Beaucoup a été écrit après la mort de Jeroen Brouwers sur sa querelle avec Rudy Kousbroek, qui a dégénéré en l’une des polémiques les plus vicieuses de la littérature néerlandaise. Mais qui avait vraiment raison ? Je n’ai jamais vu cette question posée, encore moins répondue.

J’avais également fermé les yeux là-dessus lorsque j’avais écrit une chronique sur cette affaire il y a quatre ans. J’avais des doutes et j’ai seulement remarqué que Kousbroek dans une réimpression de 2005 de son livre controversé Le syndrome du camp des Indes orientales a dû retirer sa compréhension de l’empereur japonais Hirohito dans une large mesure sur la base de nouvelles informations: “Alors Hirohito était en réalité moins innocent et épris de paix que je ne l’ai décrit ici […]†

Brouwers avait précédemment qualifié Hirohito de criminel de guerre dans le même souffle qu’Hitler – et donc Kousbroek d'”ami criminel de guerre”. A-t-il gagné la partie dans cette polémique ? Kousbroek ne le pensait pas, car il a continué à attaquer férocement Brouwers dans cette réimpression. Justement? J’ai décidé de relire tout ce qu’ils avaient écrit à ce sujet.

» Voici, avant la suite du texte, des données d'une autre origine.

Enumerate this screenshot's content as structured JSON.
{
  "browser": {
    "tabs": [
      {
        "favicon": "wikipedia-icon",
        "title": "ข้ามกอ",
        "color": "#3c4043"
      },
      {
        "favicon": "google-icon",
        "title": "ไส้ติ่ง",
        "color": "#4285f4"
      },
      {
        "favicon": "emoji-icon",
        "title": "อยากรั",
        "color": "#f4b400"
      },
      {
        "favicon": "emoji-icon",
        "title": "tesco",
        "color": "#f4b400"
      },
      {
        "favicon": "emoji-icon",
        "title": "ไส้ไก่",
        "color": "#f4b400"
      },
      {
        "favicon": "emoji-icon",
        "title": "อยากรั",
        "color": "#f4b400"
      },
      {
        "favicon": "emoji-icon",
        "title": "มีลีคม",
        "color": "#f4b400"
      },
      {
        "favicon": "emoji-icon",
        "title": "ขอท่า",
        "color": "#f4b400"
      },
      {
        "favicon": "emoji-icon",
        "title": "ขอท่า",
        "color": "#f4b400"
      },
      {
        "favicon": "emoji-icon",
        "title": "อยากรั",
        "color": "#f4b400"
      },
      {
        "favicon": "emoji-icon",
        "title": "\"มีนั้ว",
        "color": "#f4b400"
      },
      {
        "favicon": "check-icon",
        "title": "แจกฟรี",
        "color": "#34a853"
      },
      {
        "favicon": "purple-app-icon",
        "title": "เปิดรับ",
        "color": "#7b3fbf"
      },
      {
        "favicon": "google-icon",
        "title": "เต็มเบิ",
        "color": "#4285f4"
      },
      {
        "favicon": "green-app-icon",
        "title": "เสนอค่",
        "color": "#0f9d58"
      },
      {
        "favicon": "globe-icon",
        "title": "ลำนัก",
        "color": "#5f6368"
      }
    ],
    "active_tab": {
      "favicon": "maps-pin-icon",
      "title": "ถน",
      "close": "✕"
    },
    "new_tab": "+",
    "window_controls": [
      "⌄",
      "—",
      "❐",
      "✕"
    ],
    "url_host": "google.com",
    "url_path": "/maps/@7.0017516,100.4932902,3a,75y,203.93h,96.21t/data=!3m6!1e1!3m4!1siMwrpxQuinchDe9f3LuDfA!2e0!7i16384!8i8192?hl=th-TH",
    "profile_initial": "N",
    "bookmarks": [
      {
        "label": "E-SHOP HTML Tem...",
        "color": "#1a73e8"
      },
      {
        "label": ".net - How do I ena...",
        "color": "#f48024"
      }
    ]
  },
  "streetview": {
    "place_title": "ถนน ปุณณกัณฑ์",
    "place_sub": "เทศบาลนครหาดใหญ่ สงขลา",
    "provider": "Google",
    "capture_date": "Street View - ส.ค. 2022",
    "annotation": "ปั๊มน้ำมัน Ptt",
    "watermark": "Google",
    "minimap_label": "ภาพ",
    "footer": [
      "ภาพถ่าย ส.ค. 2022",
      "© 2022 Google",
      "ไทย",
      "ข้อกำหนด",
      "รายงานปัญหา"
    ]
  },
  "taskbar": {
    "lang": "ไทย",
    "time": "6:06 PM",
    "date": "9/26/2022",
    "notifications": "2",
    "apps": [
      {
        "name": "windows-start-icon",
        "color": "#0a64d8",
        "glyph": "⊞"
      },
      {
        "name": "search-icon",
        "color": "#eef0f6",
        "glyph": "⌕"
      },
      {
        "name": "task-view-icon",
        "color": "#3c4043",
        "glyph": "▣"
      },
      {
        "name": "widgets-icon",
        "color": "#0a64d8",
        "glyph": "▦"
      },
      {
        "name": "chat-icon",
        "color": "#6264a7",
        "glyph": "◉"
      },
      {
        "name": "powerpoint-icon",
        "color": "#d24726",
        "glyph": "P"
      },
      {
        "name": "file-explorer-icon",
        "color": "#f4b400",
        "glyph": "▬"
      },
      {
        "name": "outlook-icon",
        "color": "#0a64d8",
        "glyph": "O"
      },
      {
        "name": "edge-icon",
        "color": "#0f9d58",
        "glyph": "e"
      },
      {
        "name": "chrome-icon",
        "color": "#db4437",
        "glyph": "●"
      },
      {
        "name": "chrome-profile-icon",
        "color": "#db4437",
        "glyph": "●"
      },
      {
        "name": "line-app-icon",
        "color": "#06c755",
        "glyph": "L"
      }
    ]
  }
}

Le cœur de cette polémique concernait une vision différente des conditions dans les camps japonais pendant l’occupation japonaise de l’Indonésie. Brouwers et Kousbroek avaient été dans un tel camp quand ils étaient enfants. Brouwers l’avait vécu comme un enfer, tandis que Kousbroek pensait que ce n’était pas si mal. Il considérait Brouwers et d’autres comme souffrant du «syndrome du camp des Indes orientales», c’est-à-dire «la réticence à découvrir ce que c’était vraiment et préférait s’accrocher à une fausse représentation des choses, à un mythe».

Brouwers a objecté qu’il avait écrit un roman et non un rapport historique, mais a continué à soutenir que “le comportement brutal des Japs pendant leur guerre en Asie […] celui des krauts […] dirigé par Hitler ».

Nous touchons ici le nerf le plus sensible de cette polémique. Kousbroek avertit à plusieurs reprises que les méfaits des Japonais ne doivent pas être comparés à ceux des Allemands, qui avaient le caractère d’une extermination systématique. “Les Japonais n’ont jamais tué six millions et demi de personnes. Il n’y avait pas de “crime systémique” chez les Japonais. Il y a eu des excès, mais c’est quelque chose d’un tout autre ordre.

Ce qui me frappe ensuite, c’est que Brouwers a peu de réfutation à cet argument difficile à réfuter. Il appelle « les équivalents japonais des méthodes de torture et des chambres à gaz allemandes » dont il a entendu parler, mais il n’élabore guère sur l’observation de Kousbroek selon laquelle l’Holocauste avait un caractère industriel unique. Kousbroek évoque aussi des chiffres : 120 000 Hollandais revenus de la captivité des Indes (sur 140 000), moins de 6 000 des camps allemands.

Dans une critique du livre de Kousbroek, l’écrivain Hans Vervoort, qui a également grandi dans un camp japonais, n’a pas abandonné Kousbroek à l’époque, mais il a pensé qu’il aurait pu faire preuve de plus de patience et de compréhension “pour le caractère déraisonnable émotionnel de son adversaires’.

Ma conclusion : Kousbroek relativise trop cliniquement la souffrance dans les camps japonais, mais Brouwers exagère cette souffrance lorsqu’il fait des comparaisons avec les camps d’extermination allemands. Et donc : la polémique entre Brouwers et Kousbroek peut rester dans les livres comme une bataille indécise.